This is the first in a series of posts talking about some of the cracks that I’ve perceived or received from members of the congregation. If we are going to forget our perfect offering and seek to let a healing light in through those cracks, a practice of honesty and accountability, seems essential to moving forward together.
“Forget your perfect offering. Ring the bell that still can ring. There is a crack in everything. That’s how the light gets in.”
Poet and Songwriter Leonard Cohen, inspired by Sufi Mystic and Theologian Jalaluddin Rumi
“What was I thinking?” is what I’ve been asking myself. A weekly reflection on cracks and our struggles in the congregation, at a time when it feels like there’s an inordinate amount of pressure on getting it just right?
My wife, Ariel, asked me earlier this week, when I was fretting over what to say, “What made it possible for you to say things in the past when you feared what you said wasn’t going to be perfect.”
As always, she has just the right question at just the right time.
My answer was easy, “I felt like, with the people I was with, there was trust, and grace for me in my imperfection.”
In talking to folks in our congregation in recent weeks, the absence of that feeling of trust and of grace has come up again and again.
And it is a painful place to be in relation to your faith community, a place where you’ve sought (and sometimes found before) that feeling of being held, but now might feel sometimes more fear than faith.
In the absence of an abiding sense of grace and trust, fear is common,
- We fear saying the wrong thing, and we fear not saying the right thing (which aren’t the same thing). And in that fear we often say nothing.
- We fear naming the places or times where we’ve been hurt, for fear that our experience will be denied or dismissed.
- We fear that our imperfections, our imperfect actions, have hurt someone, and that we have no systems to support healing and repair of our relationships.
- We fear what people will think of us when we make mistakes, that we will be called out rather than called in, and lose our sense of belonging.
Each of these are areas I’ll spend a little more time with in the weeks to come, and will share others’ resources too. We have lifetimes of experiences and they don’t always serve us well in our desire to be kind to one another. We have patterns and history at Westside that can make it challenging for us to move forward together.
And there are places where we are still seeking that feeling of trust and of grace, in our own lives and in our congregation.

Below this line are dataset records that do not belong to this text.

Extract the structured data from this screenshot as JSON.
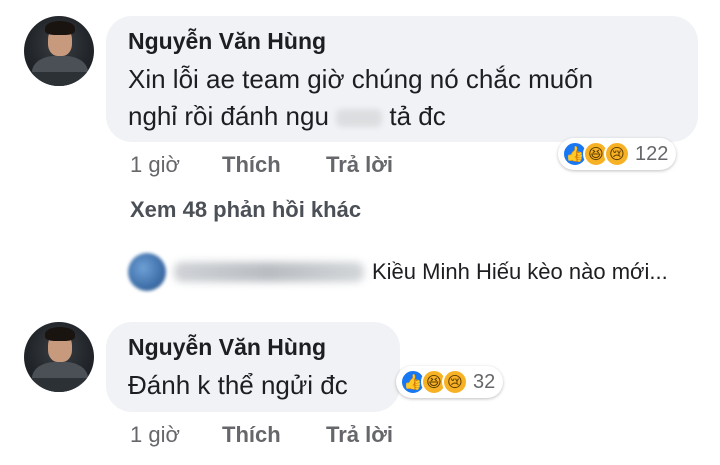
{
  "comment1": {
    "author": "Nguyễn Văn Hùng",
    "text_line1": "Xin lỗi ae team giờ chúng nó chắc muốn",
    "text_line2_before": "nghỉ rồi đánh ngu ",
    "text_line2_after": " tả đc",
    "time": "1 giờ",
    "like_label": "Thích",
    "reply_label": "Trả lời",
    "reaction_icons": [
      "like-icon",
      "haha-icon",
      "sad-icon"
    ],
    "reaction_count": "122"
  },
  "more_replies_label": "Xem 48 phản hồi khác",
  "reply_preview": {
    "text": "Kiều Minh Hiếu kèo nào mới..."
  },
  "comment2": {
    "author": "Nguyễn Văn Hùng",
    "text": "Đánh k thể ngửi đc",
    "time": "1 giờ",
    "like_label": "Thích",
    "reply_label": "Trả lời",
    "reaction_icons": [
      "like-icon",
      "haha-icon",
      "sad-icon"
    ],
    "reaction_count": "32"
  },
  "colors": {
    "bubble_bg": "#f0f2f5",
    "meta_text": "#65676b",
    "like_blue": "#1877f2",
    "emoji_yellow": "#f7b125"
  }
}
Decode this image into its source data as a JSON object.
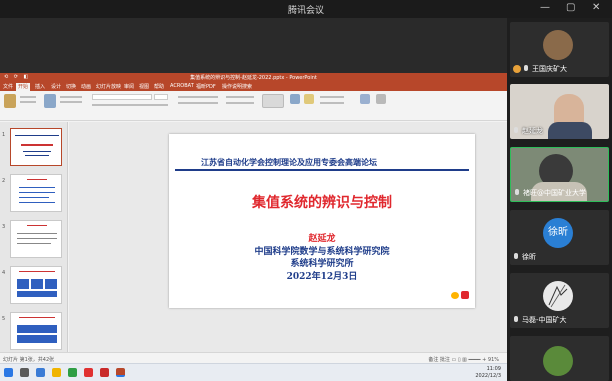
{
  "window": {
    "title": "腾讯会议"
  },
  "ppt": {
    "title": "集值系统的辨识与控制-赵延龙-2022.pptx - PowerPoint",
    "quick_access": "⟲ ⟳ ◧",
    "tabs": [
      "文件",
      "开始",
      "插入",
      "设计",
      "切换",
      "动画",
      "幻灯片放映",
      "审阅",
      "视图",
      "帮助",
      "ACROBAT",
      "福昕PDF",
      "操作说明搜索"
    ],
    "slide_count_label": "幻灯片 第1张，共42张",
    "status_right": "备注  批注  ▭  ▯  ▥  ━━━━  +  91%",
    "slide": {
      "header": "江苏省自动化学会控制理论及应用专委会高端论坛",
      "title": "集值系统的辨识与控制",
      "author": "赵延龙",
      "org1": "中国科学院数学与系统科学研究院",
      "org2": "系统科学研究所",
      "date": "2022年12月3日"
    },
    "thumb_numbers": [
      "1",
      "2",
      "3",
      "4",
      "5"
    ]
  },
  "taskbar": {
    "time": "11:09",
    "date": "2022/12/3"
  },
  "participants": [
    {
      "name": "王国庆矿大",
      "mic_on": true,
      "has_video": false,
      "avatar_color": "#8a6a4a"
    },
    {
      "name": "赵延龙",
      "mic_on": true,
      "has_video": true,
      "avatar_color": "#c9c2b8"
    },
    {
      "name": "褚旺@中国矿业大学",
      "mic_on": true,
      "has_video": true,
      "avatar_color": "#6e7f6a",
      "active": true
    },
    {
      "name": "徐昕",
      "mic_on": true,
      "has_video": false,
      "avatar_color": "#2a7fd4",
      "initials": "徐昕"
    },
    {
      "name": "马磊-中国矿大",
      "mic_on": true,
      "has_video": false,
      "avatar_color": "#e9e9e9"
    },
    {
      "name": "",
      "mic_on": true,
      "has_video": false,
      "avatar_color": "#5a8a3a"
    }
  ]
}
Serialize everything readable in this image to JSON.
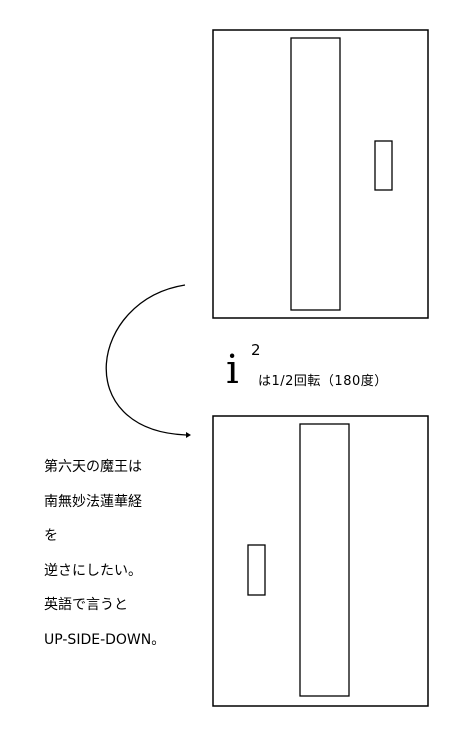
{
  "equation": {
    "base": "i",
    "exponent": "2",
    "note": "は1/2回転（180度）"
  },
  "text_lines": [
    "第六天の魔王は",
    "南無妙法蓮華経",
    "を",
    "逆さにしたい。",
    "英語で言うと",
    "UP-SIDE-DOWN。"
  ]
}
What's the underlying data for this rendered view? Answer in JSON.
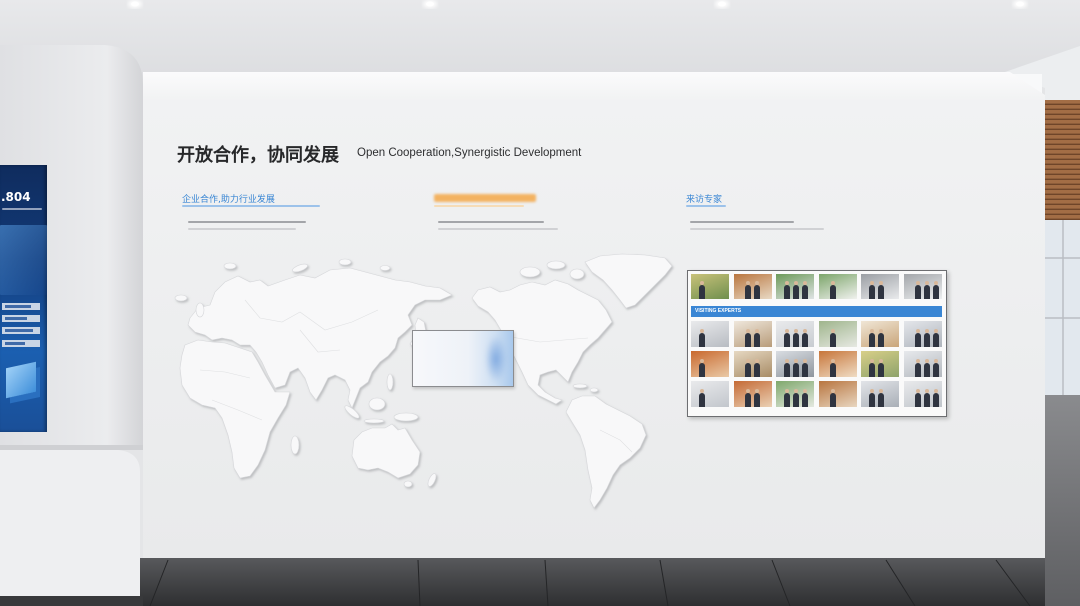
{
  "scene": {
    "accent_blue": "#3a86d4",
    "accent_orange": "#f3b261"
  },
  "wall": {
    "title_cn": "开放合作，协同发展",
    "title_en": "Open Cooperation,Synergistic Development"
  },
  "columns": [
    {
      "heading": "企业合作,助力行业发展"
    },
    {
      "heading": "来访专家"
    }
  ],
  "left_screen": {
    "figure": ".804"
  },
  "photo_wall": {
    "band_label": "VISITING EXPERTS"
  }
}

The good news is that there is work that we can do to build trust, to build that sense of grace, to practice being human, in the words of theologian James Luther Adams. What that work looks like, and how best to have it in this time of so much uncertainty, is being worked on in numerous parts of the congregation, and I invite your input into how to bring more trust and more grace to this, our beloved Westside UU Congregation.
May we go blessed and blessing one another, this community and this world.